Tall and lean, with sparse hair, balding faster now that he was past forty, he was rarely seen without a pipe in his mouth, most of the time unlit, the tobacco juice in the bowl bubbling every time he drew on it. A loner, he devoted his life to coming up with unusual and sensational articles, acquiring inside information which had on more than one occasion raised the eyebrows of officialdom.

Had he been a religious man he would have been convinced that God had spared him so that he might chronicle events which had, in fact, thrown Britain into a state of civil war. But he was an atheist and attributed the fact that he had been spared to coincidence, but he was determined to capitalise on it. One day things had to return to some kind of normality and when that happened there would be a paper somewhere only too eager to publish his story. He might even stretch it into a book.

Rod Savage had no permanent residence outside his cottage in Wales, a little two-up, two-down stone building to which he retired at infrequent intervals. Usually he rented a bedsit or small flat in the metropolis on a six-month lease and then moved on. No ties, he often quoted, was the secret of a successful journalist.

The basement flat in Finchley had been vacant for over a year, which was hardly surprising when one viewed its state of dereliction. The landlord was biding his time, waiting for the flats on the upper storeys to be vacated by their dissatisfied tenants and then the whole building would be renovated and put on the market. In the meantime he was not prepared to spend money on either repairs or decorations. But he was not averse to letting the basement on a weeky basis for cash.

Savage had wrinkled his nose at the smell of damp, noted that the only two windows had been broken and boarded up so that it was necessary to keep the electric light on the whole time. Unfit for human habitation, it might even have been condemned had its state been brought to the notice of the authorities, but the rent was less than half what he would have paid elsewhere. A sleeping bag and something to cook on were all that Rod Savage required; there was no lease involved for obvious reasons and the rent was paid in cash on a Friday. Convenient, he could come and go as he pleased, did not even have to give notice when he was moving on elsewhere.

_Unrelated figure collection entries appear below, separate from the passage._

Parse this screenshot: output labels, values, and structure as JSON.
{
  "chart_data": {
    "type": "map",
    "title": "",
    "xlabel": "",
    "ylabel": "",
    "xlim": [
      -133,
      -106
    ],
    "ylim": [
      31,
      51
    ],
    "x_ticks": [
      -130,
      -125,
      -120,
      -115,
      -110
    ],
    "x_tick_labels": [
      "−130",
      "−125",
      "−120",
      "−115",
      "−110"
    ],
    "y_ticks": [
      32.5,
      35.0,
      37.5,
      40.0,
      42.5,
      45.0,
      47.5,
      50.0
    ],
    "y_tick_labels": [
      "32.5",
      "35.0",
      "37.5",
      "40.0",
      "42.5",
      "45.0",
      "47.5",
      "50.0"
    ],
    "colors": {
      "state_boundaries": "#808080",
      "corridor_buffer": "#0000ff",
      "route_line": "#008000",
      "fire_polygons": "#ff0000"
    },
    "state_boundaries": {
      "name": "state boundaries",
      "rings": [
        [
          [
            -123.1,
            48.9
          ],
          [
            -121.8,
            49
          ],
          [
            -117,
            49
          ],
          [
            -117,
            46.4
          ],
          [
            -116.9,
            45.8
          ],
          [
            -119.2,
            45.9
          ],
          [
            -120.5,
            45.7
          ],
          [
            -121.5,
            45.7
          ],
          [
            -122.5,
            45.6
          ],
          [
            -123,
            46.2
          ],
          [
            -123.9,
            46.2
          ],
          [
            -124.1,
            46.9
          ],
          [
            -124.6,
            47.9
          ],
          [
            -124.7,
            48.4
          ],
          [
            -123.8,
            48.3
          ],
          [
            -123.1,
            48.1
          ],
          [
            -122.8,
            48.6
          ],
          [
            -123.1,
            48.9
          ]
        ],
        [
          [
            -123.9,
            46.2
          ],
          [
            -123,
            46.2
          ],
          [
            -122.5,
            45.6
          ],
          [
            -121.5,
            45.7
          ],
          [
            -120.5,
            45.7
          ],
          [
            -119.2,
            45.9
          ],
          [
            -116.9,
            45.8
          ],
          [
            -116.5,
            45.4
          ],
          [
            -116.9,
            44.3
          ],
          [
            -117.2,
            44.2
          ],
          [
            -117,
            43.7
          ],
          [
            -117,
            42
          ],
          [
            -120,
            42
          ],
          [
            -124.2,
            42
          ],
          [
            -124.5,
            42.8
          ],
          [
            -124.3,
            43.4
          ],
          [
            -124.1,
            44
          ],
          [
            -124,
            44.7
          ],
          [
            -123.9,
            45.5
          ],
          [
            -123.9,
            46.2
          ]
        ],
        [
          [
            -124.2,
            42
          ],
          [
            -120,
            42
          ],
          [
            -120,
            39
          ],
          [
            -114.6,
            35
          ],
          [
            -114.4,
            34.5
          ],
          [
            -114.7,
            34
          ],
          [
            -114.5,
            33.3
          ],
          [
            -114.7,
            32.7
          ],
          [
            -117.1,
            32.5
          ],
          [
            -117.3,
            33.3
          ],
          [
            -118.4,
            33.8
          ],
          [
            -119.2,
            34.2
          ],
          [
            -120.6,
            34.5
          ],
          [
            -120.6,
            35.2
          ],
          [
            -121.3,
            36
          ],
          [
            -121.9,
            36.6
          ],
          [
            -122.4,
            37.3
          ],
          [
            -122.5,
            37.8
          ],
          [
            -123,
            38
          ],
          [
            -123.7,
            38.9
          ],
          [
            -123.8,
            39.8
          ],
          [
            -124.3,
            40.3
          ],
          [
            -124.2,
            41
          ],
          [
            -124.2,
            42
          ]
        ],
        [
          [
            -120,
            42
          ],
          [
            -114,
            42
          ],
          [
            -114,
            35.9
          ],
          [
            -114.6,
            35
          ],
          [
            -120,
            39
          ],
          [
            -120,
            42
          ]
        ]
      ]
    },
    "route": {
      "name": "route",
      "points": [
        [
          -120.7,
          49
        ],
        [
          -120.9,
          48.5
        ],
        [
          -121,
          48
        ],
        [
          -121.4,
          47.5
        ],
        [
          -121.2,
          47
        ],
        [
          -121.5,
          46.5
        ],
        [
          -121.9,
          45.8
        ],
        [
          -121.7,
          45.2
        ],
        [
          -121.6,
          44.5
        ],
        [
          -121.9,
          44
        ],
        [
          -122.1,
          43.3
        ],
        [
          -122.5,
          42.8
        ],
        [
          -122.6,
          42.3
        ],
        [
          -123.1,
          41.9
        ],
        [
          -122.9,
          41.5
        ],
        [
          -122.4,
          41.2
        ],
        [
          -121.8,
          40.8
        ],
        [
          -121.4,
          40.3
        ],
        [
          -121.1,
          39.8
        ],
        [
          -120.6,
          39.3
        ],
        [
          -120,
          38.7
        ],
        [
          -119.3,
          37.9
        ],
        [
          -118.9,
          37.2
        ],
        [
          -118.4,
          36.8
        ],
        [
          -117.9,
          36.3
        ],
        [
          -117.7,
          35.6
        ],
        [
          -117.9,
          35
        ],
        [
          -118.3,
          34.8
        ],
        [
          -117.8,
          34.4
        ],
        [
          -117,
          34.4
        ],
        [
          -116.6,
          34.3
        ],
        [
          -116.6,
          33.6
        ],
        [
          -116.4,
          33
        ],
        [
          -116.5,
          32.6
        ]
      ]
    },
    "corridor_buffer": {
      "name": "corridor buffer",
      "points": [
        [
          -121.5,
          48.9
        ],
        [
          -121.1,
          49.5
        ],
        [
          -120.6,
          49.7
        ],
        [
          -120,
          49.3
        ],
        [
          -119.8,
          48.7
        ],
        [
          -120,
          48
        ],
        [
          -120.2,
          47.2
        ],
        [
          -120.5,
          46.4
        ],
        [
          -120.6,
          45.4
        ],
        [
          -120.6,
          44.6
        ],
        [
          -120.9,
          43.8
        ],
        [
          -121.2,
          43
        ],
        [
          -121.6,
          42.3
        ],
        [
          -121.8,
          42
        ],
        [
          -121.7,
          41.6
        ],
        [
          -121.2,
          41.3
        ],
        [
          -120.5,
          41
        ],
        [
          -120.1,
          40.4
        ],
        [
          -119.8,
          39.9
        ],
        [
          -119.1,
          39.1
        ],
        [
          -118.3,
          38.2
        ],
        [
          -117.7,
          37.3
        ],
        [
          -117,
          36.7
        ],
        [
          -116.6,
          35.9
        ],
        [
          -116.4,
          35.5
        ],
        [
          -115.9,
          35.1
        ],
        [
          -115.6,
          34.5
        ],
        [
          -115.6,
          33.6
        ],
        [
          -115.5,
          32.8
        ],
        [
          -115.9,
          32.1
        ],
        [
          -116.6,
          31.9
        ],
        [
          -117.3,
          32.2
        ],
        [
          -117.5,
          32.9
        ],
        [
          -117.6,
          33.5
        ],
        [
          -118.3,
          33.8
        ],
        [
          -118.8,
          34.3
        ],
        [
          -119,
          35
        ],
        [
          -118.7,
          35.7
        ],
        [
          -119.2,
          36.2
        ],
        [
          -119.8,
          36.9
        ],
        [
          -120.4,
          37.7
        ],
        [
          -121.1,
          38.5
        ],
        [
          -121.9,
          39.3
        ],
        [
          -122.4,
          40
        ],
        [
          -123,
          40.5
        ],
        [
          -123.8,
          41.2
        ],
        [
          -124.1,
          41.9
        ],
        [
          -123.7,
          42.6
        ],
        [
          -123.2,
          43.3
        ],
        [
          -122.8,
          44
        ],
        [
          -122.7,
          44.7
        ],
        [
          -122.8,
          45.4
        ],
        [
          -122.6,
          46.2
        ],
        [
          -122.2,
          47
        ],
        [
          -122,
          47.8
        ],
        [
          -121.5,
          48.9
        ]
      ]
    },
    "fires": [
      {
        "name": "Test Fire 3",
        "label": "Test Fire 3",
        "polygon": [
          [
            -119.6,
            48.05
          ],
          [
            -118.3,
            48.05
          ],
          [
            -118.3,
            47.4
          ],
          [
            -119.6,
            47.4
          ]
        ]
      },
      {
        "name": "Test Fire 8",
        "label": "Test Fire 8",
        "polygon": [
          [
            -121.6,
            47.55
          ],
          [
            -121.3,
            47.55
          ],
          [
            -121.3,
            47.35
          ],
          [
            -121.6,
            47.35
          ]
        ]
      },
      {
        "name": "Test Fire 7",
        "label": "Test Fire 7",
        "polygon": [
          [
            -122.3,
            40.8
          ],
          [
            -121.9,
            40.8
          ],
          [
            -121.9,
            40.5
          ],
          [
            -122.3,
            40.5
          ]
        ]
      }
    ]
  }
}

A month later he went down with flu. Nothing to do with his living conditions, damp and airless, he told himself, just a virus he had picked up, possibly on the crowded undergrounds; nothing to get worried about, all you did was go to bed and let the fever run its course.

It was a bad attack all right, several days of feverishness, lying in that darkened basement flat, followed by a week of resting, noting a gradual improvement. Once he had almost made the effort to go outside and ask somebody to call a doctor but he didn't because he had no faith in GPs. All they did was to pack you with drugs which could produce very nasty side-effects. He also had a fear of hospitals and some well-meaning doctor might order him to be removed to one. He would fight the illness his own way.

So he just sweated it out, felt his strength returning, and by the time he was able to go outside the city was caught up in a frenzy of destruction and looting, tribal warfare that went back at least four thousand years to the days when London was no more than a cluster of stone-built huts.